Here’s an article from last year about US & Canadian cell carriers selling location data to third party companies.
From the article:
Kevin Bankston, director of New America’s Open Technology Institute, explained in a phone call that the Electronic Communications Privacy Act only restricts telecom companies from disclosing data to the government. It doesn’t restrict disclosure to other companies, who then may disclose that same data to the government.
He called that loophole “one of the biggest gaps in US privacy law.”
“The issue doesn’t appear to have been directly litigated before, but because of the way that the law only restricts disclosures by these types of companies to government, my fear is that they would argue that they can do a pass-through arrangement like this,” he said.
LocationSmart, a California-based technology company, is one of a handful of so-called data aggregators. It claimed to have “direct connections” to cell carrier networks to obtain real-time cell phone location data from nearby cell towers. It’s less accurate than using GPS, but cell tower data won’t drain a phone battery and doesn’t require a user to install an app. Verizon, one of many cell carriers that sells access to its vast amounts of customer location data, counts LocationSmart as a close partner.

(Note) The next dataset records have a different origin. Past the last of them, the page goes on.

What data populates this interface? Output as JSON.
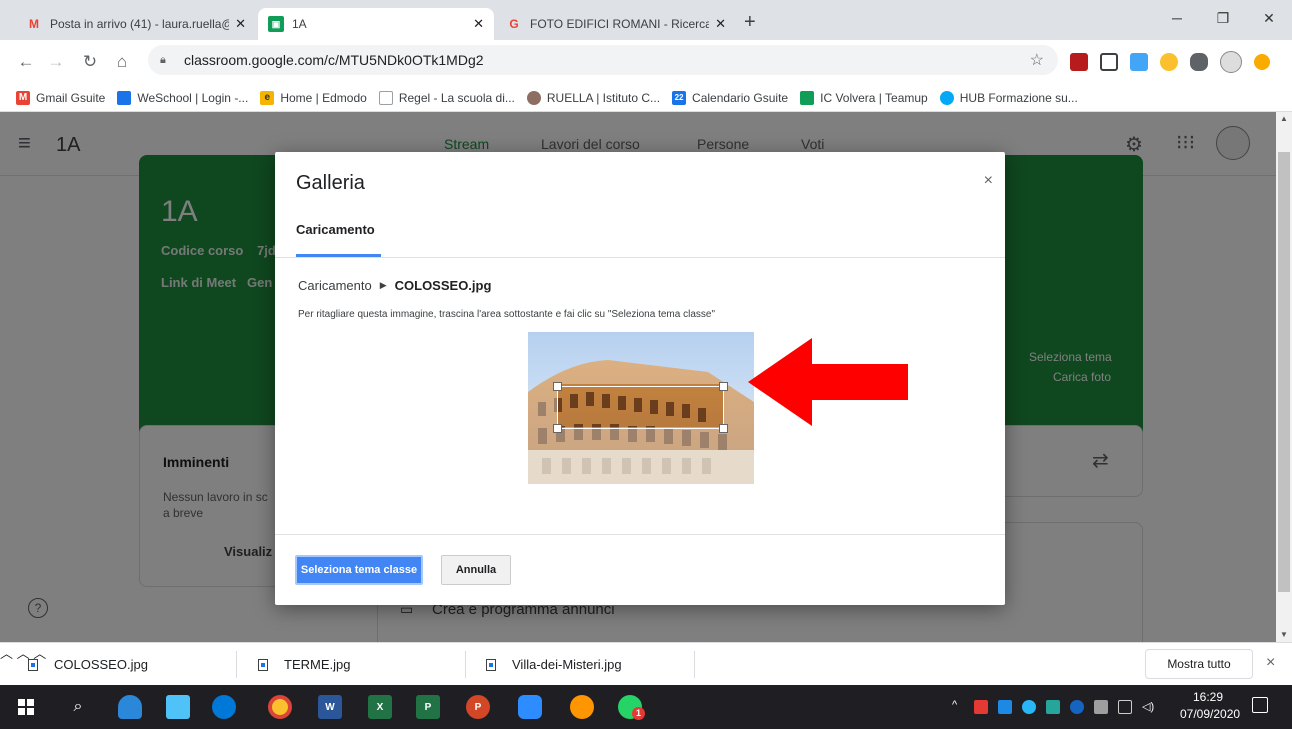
{
  "browser": {
    "tabs": [
      {
        "title": "Posta in arrivo (41) - laura.ruella@",
        "icon": "gmail-icon"
      },
      {
        "title": "1A",
        "icon": "classroom-icon",
        "active": true
      },
      {
        "title": "FOTO EDIFICI ROMANI - Ricerca ",
        "icon": "google-icon"
      }
    ],
    "new_tab": "+",
    "url": "classroom.google.com/c/MTU5NDk0OTk1MDg2",
    "bookmarks": [
      {
        "label": "Gmail Gsuite",
        "icon": "gmail-icon",
        "color": "#ea4335"
      },
      {
        "label": "WeSchool | Login -...",
        "icon": "weschool-icon",
        "color": "#1a73e8"
      },
      {
        "label": "Home | Edmodo",
        "icon": "edmodo-icon",
        "color": "#f4b400"
      },
      {
        "label": "Regel - La scuola di...",
        "icon": "page-icon",
        "color": "#9aa0a6"
      },
      {
        "label": "RUELLA | Istituto C...",
        "icon": "school-icon",
        "color": "#8d6e63"
      },
      {
        "label": "Calendario Gsuite",
        "icon": "calendar-icon",
        "color": "#1a73e8"
      },
      {
        "label": "IC Volvera | Teamup",
        "icon": "teamup-icon",
        "color": "#0f9d58"
      },
      {
        "label": "HUB Formazione su...",
        "icon": "hub-icon",
        "color": "#03a9f4"
      }
    ]
  },
  "classroom": {
    "course_name": "1A",
    "nav_tabs": [
      "Stream",
      "Lavori del corso",
      "Persone",
      "Voti"
    ],
    "banner": {
      "title": "1A",
      "course_code_label": "Codice corso",
      "course_code_value": "7jd",
      "meet_label": "Link di Meet",
      "meet_value": "Gen",
      "select_theme": "Seleziona tema",
      "upload_photo": "Carica foto"
    },
    "upcoming": {
      "title": "Imminenti",
      "text_line1": "Nessun lavoro in sc",
      "text_line2": "a breve",
      "view_all": "Visualiz"
    },
    "announce": "Crea e programma annunci"
  },
  "dialog": {
    "title": "Galleria",
    "close": "×",
    "tab": "Caricamento",
    "breadcrumb_root": "Caricamento",
    "breadcrumb_file": "COLOSSEO.jpg",
    "instruction": "Per ritagliare questa immagine, trascina l'area sottostante e fai clic su \"Seleziona tema classe\"",
    "primary_button": "Seleziona tema classe",
    "cancel_button": "Annulla"
  },
  "downloads": {
    "items": [
      "COLOSSEO.jpg",
      "TERME.jpg",
      "Villa-dei-Misteri.jpg"
    ],
    "show_all": "Mostra tutto",
    "close": "×"
  },
  "taskbar": {
    "time": "16:29",
    "date": "07/09/2020",
    "whatsapp_badge": "1"
  }
}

So yeah, it looks like right now it is legal to sell data of where someone has been. However, the article mentions that the law does consent is required from owners, and it’s unknown if they actually got consent. They could be using a limited subset of people who gave consent or they could just be ignoring that and telecoms could be selling everyone’s location. Since no one is auditing the data, I don’t know how it’s known if someone consented or not.
Not to mention that even if they did consent for data tracking, it’s unknown if people were specifically agreeing to that, or if it was something small snuck into a very long user agreement.

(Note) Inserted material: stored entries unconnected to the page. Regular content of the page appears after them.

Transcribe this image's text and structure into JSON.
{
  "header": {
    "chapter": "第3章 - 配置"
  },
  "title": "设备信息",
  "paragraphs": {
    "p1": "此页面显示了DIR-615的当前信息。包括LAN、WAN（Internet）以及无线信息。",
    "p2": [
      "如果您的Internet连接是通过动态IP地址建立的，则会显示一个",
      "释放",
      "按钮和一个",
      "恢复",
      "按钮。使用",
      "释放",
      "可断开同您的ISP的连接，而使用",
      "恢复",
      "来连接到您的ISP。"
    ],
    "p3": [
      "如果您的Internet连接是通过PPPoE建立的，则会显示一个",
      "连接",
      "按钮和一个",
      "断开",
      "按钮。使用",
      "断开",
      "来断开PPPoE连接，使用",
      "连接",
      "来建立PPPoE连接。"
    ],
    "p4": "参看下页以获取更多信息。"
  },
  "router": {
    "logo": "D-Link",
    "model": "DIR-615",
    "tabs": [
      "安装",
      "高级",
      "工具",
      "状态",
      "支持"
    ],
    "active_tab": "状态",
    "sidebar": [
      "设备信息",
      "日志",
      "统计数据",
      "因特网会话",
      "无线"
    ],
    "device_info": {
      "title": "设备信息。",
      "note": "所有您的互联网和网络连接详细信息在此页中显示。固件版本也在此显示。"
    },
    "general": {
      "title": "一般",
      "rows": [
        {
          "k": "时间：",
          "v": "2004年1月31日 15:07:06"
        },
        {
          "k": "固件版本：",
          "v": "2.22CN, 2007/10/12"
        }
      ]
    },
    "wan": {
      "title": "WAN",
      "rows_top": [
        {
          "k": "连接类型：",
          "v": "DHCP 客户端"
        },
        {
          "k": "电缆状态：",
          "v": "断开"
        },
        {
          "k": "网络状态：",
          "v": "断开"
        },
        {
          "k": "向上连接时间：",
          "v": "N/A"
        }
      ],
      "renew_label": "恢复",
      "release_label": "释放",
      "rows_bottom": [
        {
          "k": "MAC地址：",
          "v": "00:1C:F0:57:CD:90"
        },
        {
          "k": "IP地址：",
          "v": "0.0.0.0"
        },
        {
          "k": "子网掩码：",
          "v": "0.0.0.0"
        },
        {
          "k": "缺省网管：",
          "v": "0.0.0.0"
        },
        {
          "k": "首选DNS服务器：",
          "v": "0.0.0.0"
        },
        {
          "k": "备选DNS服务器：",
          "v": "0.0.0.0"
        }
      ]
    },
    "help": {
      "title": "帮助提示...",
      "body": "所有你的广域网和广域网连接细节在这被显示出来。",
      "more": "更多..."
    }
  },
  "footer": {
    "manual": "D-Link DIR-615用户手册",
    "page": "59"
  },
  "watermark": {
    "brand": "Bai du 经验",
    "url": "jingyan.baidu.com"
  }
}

Besides targeted messaging, another use for this kind of information is targeted voter suppression.
In the 2011 Canadian election, the Conservatives targeted a number of close ridings with misleading robocalls claiming to be from Elections Canada, telling voters that their polling location had been changed. They had a big database of all their supporters, so they could avoid robocalling them. In the end, there was a show trial where this Canada-wide operation was all blamed on a low-level staffer in one riding, who was on vacation when this was supposed to be happening. He went to jail, but I presume he was well rewarded for taking the fall.